The federally funded program would make LAX only the second airport using the "state-of-the-art technology," which is also being tested at Miami International Airport, with plans to expand across the country, according to the TSA's announcement Thursday.
There have been 38 drone sightings this year at LAX, including one within 700 feet of an aircraft, according to the TSA. Since last year, there have been 90 visual sightings and 5,200 technical detections of drones within three miles of LAX.
"While there are many beneficial uses for drones in our society, it is becoming far too common that drones are sighted near airports, which presents significant security risks and unnecessary disruptions to the traveling public," Rep. Lucille Roybal-Allard (D- Downey) said in a statement.
Drones have been a repeated nuisance at LAX, with pilots reporting near misses while landing and taking off.
In 2020, multiple pilots said they had seen someone flying in a jetpack at high altitude near the airport.

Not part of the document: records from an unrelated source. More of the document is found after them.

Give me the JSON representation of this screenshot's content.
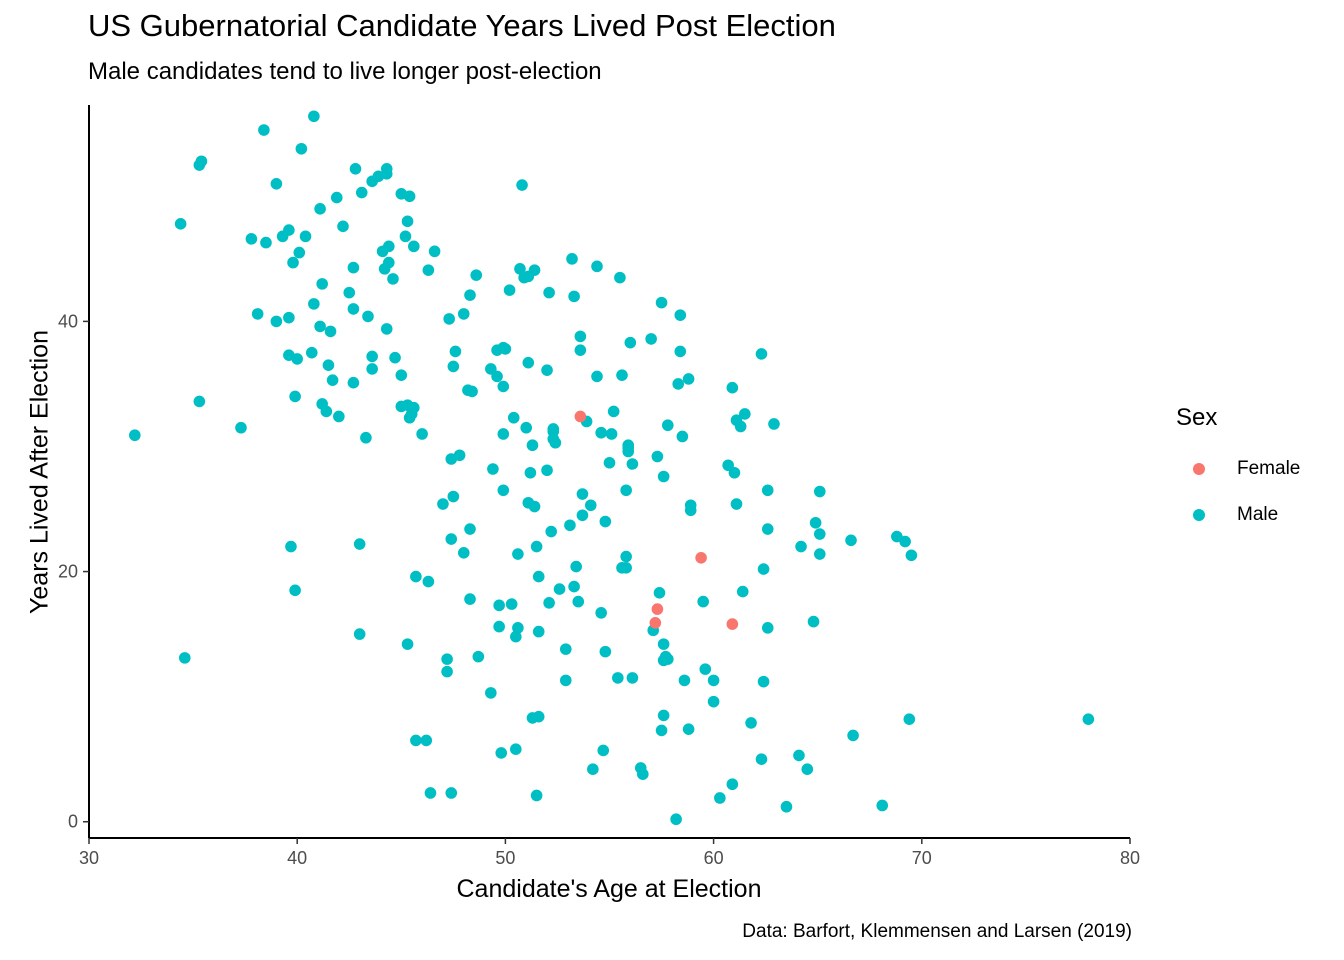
{
  "title": "US Gubernatorial Candidate Years Lived Post Election",
  "subtitle": "Male candidates tend to live longer post-election",
  "caption": "Data: Barfort, Klemmensen and Larsen (2019)",
  "legend": {
    "title": "Sex",
    "items": [
      {
        "label": "Female",
        "color": "#F8766D"
      },
      {
        "label": "Male",
        "color": "#00BFC4"
      }
    ]
  },
  "chart_data": {
    "type": "scatter",
    "title": "US Gubernatorial Candidate Years Lived Post Election",
    "subtitle": "Male candidates tend to live longer post-election",
    "xlabel": "Candidate's Age at Election",
    "ylabel": "Years Lived After Election",
    "xlim": [
      30,
      80
    ],
    "ylim": [
      -1.3,
      57.3
    ],
    "x_ticks": [
      30,
      40,
      50,
      60,
      70,
      80
    ],
    "y_ticks": [
      0,
      20,
      40
    ],
    "grid": false,
    "legend_position": "right",
    "series": [
      {
        "name": "Female",
        "color": "#F8766D",
        "points": [
          [
            53.6,
            32.4
          ],
          [
            59.4,
            21.1
          ],
          [
            57.3,
            17.0
          ],
          [
            57.2,
            15.9
          ],
          [
            60.9,
            15.8
          ]
        ]
      },
      {
        "name": "Male",
        "color": "#00BFC4",
        "points": [
          [
            32.2,
            30.9
          ],
          [
            34.4,
            47.8
          ],
          [
            34.6,
            13.1
          ],
          [
            35.3,
            52.5
          ],
          [
            35.4,
            52.8
          ],
          [
            35.3,
            33.6
          ],
          [
            37.3,
            31.5
          ],
          [
            37.8,
            46.6
          ],
          [
            38.1,
            40.6
          ],
          [
            38.4,
            55.3
          ],
          [
            38.5,
            46.3
          ],
          [
            39.0,
            51.0
          ],
          [
            39.0,
            40.0
          ],
          [
            39.3,
            46.8
          ],
          [
            39.6,
            47.3
          ],
          [
            39.6,
            37.3
          ],
          [
            39.6,
            40.3
          ],
          [
            39.8,
            44.7
          ],
          [
            39.7,
            22.0
          ],
          [
            39.9,
            18.5
          ],
          [
            39.9,
            34.0
          ],
          [
            40.0,
            37.0
          ],
          [
            40.1,
            45.5
          ],
          [
            40.2,
            53.8
          ],
          [
            40.4,
            46.8
          ],
          [
            40.7,
            37.5
          ],
          [
            40.8,
            41.4
          ],
          [
            40.8,
            56.4
          ],
          [
            41.1,
            39.6
          ],
          [
            41.1,
            49.0
          ],
          [
            41.2,
            43.0
          ],
          [
            41.2,
            33.4
          ],
          [
            41.4,
            32.8
          ],
          [
            41.5,
            36.5
          ],
          [
            41.6,
            39.2
          ],
          [
            41.7,
            35.3
          ],
          [
            41.9,
            49.9
          ],
          [
            42.0,
            32.4
          ],
          [
            42.2,
            47.6
          ],
          [
            42.5,
            42.3
          ],
          [
            42.7,
            41.0
          ],
          [
            42.7,
            44.3
          ],
          [
            42.8,
            52.2
          ],
          [
            42.7,
            35.1
          ],
          [
            43.0,
            22.2
          ],
          [
            43.0,
            15.0
          ],
          [
            43.1,
            50.3
          ],
          [
            43.3,
            30.7
          ],
          [
            43.4,
            40.4
          ],
          [
            43.6,
            51.2
          ],
          [
            43.6,
            37.2
          ],
          [
            43.6,
            36.2
          ],
          [
            43.9,
            51.6
          ],
          [
            44.1,
            45.6
          ],
          [
            44.2,
            44.2
          ],
          [
            44.3,
            52.2
          ],
          [
            44.3,
            51.8
          ],
          [
            44.3,
            39.4
          ],
          [
            44.4,
            46.0
          ],
          [
            44.4,
            44.7
          ],
          [
            44.6,
            43.4
          ],
          [
            44.7,
            37.1
          ],
          [
            45.0,
            50.2
          ],
          [
            45.0,
            35.7
          ],
          [
            45.0,
            33.2
          ],
          [
            45.2,
            46.8
          ],
          [
            45.3,
            48.0
          ],
          [
            45.3,
            33.3
          ],
          [
            45.4,
            50.0
          ],
          [
            45.3,
            14.2
          ],
          [
            45.4,
            32.3
          ],
          [
            45.5,
            32.6
          ],
          [
            45.6,
            46.0
          ],
          [
            45.6,
            33.1
          ],
          [
            45.7,
            19.6
          ],
          [
            45.7,
            6.5
          ],
          [
            46.0,
            31.0
          ],
          [
            46.2,
            6.5
          ],
          [
            46.3,
            19.2
          ],
          [
            46.3,
            44.1
          ],
          [
            46.4,
            2.3
          ],
          [
            46.6,
            45.6
          ],
          [
            47.0,
            25.4
          ],
          [
            47.2,
            13.0
          ],
          [
            47.2,
            12.0
          ],
          [
            47.3,
            40.2
          ],
          [
            47.4,
            29.0
          ],
          [
            47.4,
            2.3
          ],
          [
            47.4,
            22.6
          ],
          [
            47.5,
            36.4
          ],
          [
            47.5,
            26.0
          ],
          [
            47.6,
            37.6
          ],
          [
            47.8,
            29.3
          ],
          [
            48.0,
            40.6
          ],
          [
            48.0,
            21.5
          ],
          [
            48.2,
            34.5
          ],
          [
            48.3,
            42.1
          ],
          [
            48.3,
            23.4
          ],
          [
            48.3,
            17.8
          ],
          [
            48.4,
            34.4
          ],
          [
            48.6,
            43.7
          ],
          [
            48.7,
            13.2
          ],
          [
            49.3,
            36.2
          ],
          [
            49.4,
            28.2
          ],
          [
            49.3,
            10.3
          ],
          [
            49.6,
            35.6
          ],
          [
            49.6,
            37.7
          ],
          [
            49.7,
            17.3
          ],
          [
            49.7,
            15.6
          ],
          [
            49.8,
            5.5
          ],
          [
            49.9,
            37.9
          ],
          [
            49.9,
            34.8
          ],
          [
            49.9,
            26.5
          ],
          [
            49.9,
            31.0
          ],
          [
            50.0,
            37.8
          ],
          [
            50.2,
            42.5
          ],
          [
            50.3,
            17.4
          ],
          [
            50.4,
            32.3
          ],
          [
            50.5,
            14.8
          ],
          [
            50.5,
            5.8
          ],
          [
            50.6,
            15.5
          ],
          [
            50.6,
            21.4
          ],
          [
            50.7,
            44.2
          ],
          [
            50.8,
            50.9
          ],
          [
            50.9,
            43.5
          ],
          [
            51.0,
            31.5
          ],
          [
            51.1,
            43.6
          ],
          [
            51.1,
            25.5
          ],
          [
            51.1,
            36.7
          ],
          [
            51.2,
            27.9
          ],
          [
            51.3,
            8.3
          ],
          [
            51.3,
            30.1
          ],
          [
            51.4,
            25.2
          ],
          [
            51.4,
            44.1
          ],
          [
            51.5,
            22.0
          ],
          [
            51.5,
            2.1
          ],
          [
            51.6,
            8.4
          ],
          [
            51.6,
            19.6
          ],
          [
            51.6,
            15.2
          ],
          [
            52.0,
            28.1
          ],
          [
            52.0,
            36.1
          ],
          [
            52.1,
            42.3
          ],
          [
            52.1,
            17.5
          ],
          [
            52.2,
            23.2
          ],
          [
            52.3,
            30.6
          ],
          [
            52.3,
            31.2
          ],
          [
            52.3,
            31.4
          ],
          [
            52.4,
            30.3
          ],
          [
            52.6,
            18.6
          ],
          [
            52.9,
            13.8
          ],
          [
            52.9,
            11.3
          ],
          [
            53.1,
            23.7
          ],
          [
            53.2,
            45.0
          ],
          [
            53.3,
            42.0
          ],
          [
            53.3,
            18.8
          ],
          [
            53.4,
            20.4
          ],
          [
            53.5,
            17.6
          ],
          [
            53.6,
            37.7
          ],
          [
            53.6,
            38.8
          ],
          [
            53.7,
            26.2
          ],
          [
            53.7,
            24.5
          ],
          [
            53.9,
            32.0
          ],
          [
            54.1,
            25.3
          ],
          [
            54.2,
            4.2
          ],
          [
            54.4,
            44.4
          ],
          [
            54.4,
            35.6
          ],
          [
            54.6,
            31.1
          ],
          [
            54.6,
            16.7
          ],
          [
            54.7,
            5.7
          ],
          [
            54.8,
            24.0
          ],
          [
            54.8,
            13.6
          ],
          [
            55.0,
            28.7
          ],
          [
            55.1,
            31.0
          ],
          [
            55.2,
            32.8
          ],
          [
            55.4,
            11.5
          ],
          [
            55.5,
            43.5
          ],
          [
            55.6,
            35.7
          ],
          [
            55.6,
            20.3
          ],
          [
            55.8,
            26.5
          ],
          [
            55.8,
            21.2
          ],
          [
            55.8,
            20.3
          ],
          [
            55.9,
            29.9
          ],
          [
            55.9,
            30.1
          ],
          [
            55.9,
            29.6
          ],
          [
            56.0,
            38.3
          ],
          [
            56.1,
            28.6
          ],
          [
            56.1,
            11.5
          ],
          [
            56.5,
            4.3
          ],
          [
            56.6,
            3.8
          ],
          [
            57.0,
            38.6
          ],
          [
            57.1,
            15.3
          ],
          [
            57.3,
            29.2
          ],
          [
            57.4,
            18.3
          ],
          [
            57.5,
            41.5
          ],
          [
            57.5,
            7.3
          ],
          [
            57.6,
            27.6
          ],
          [
            57.6,
            14.2
          ],
          [
            57.6,
            12.9
          ],
          [
            57.6,
            8.5
          ],
          [
            57.7,
            13.2
          ],
          [
            57.8,
            13.0
          ],
          [
            57.8,
            31.7
          ],
          [
            58.2,
            0.2
          ],
          [
            58.3,
            35.0
          ],
          [
            58.4,
            40.5
          ],
          [
            58.4,
            37.6
          ],
          [
            58.5,
            30.8
          ],
          [
            58.6,
            11.3
          ],
          [
            58.8,
            35.4
          ],
          [
            58.8,
            7.4
          ],
          [
            58.9,
            24.9
          ],
          [
            58.9,
            25.3
          ],
          [
            59.5,
            17.6
          ],
          [
            59.6,
            12.2
          ],
          [
            60.0,
            11.3
          ],
          [
            60.0,
            9.6
          ],
          [
            60.3,
            1.9
          ],
          [
            60.7,
            28.5
          ],
          [
            60.9,
            34.7
          ],
          [
            60.9,
            3.0
          ],
          [
            61.0,
            27.9
          ],
          [
            61.1,
            25.4
          ],
          [
            61.1,
            32.1
          ],
          [
            61.3,
            31.6
          ],
          [
            61.4,
            18.4
          ],
          [
            61.5,
            32.6
          ],
          [
            61.8,
            7.9
          ],
          [
            62.3,
            37.4
          ],
          [
            62.4,
            11.2
          ],
          [
            62.3,
            5.0
          ],
          [
            62.4,
            20.2
          ],
          [
            62.6,
            26.5
          ],
          [
            62.6,
            23.4
          ],
          [
            62.6,
            15.5
          ],
          [
            62.9,
            31.8
          ],
          [
            63.5,
            1.2
          ],
          [
            64.1,
            5.3
          ],
          [
            64.2,
            22.0
          ],
          [
            64.5,
            4.2
          ],
          [
            64.8,
            16.0
          ],
          [
            64.9,
            23.9
          ],
          [
            65.1,
            23.0
          ],
          [
            65.1,
            26.4
          ],
          [
            65.1,
            21.4
          ],
          [
            66.6,
            22.5
          ],
          [
            66.7,
            6.9
          ],
          [
            68.1,
            1.3
          ],
          [
            68.8,
            22.8
          ],
          [
            69.2,
            22.4
          ],
          [
            69.4,
            8.2
          ],
          [
            69.5,
            21.3
          ],
          [
            78.0,
            8.2
          ]
        ]
      }
    ]
  }
}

The reports were never confirmed; the FBI said pilots may have been seeing balloons, and another theory was that the object could have been a drone with a mannequin.
TSA officials decided to test the new technology at LAX because it is one of the busiest airports in the country and because of the number of reported incidents involving drones, TSA Federal Security Director Keith Jeffries said in a statement.
According to the TSA, the program at Miami, which was launched last summer, has detected thousands of drone flights near the airport.
Many drones are equipped with software and GPS systems that prevent users from flying them where they aren't allowed, such as near airports or another restricted airspace, but some users override the safeguards.
Violations of airspace restrictions could lead to civil penalties or criminal charges, according to the Federal Aviation Administration.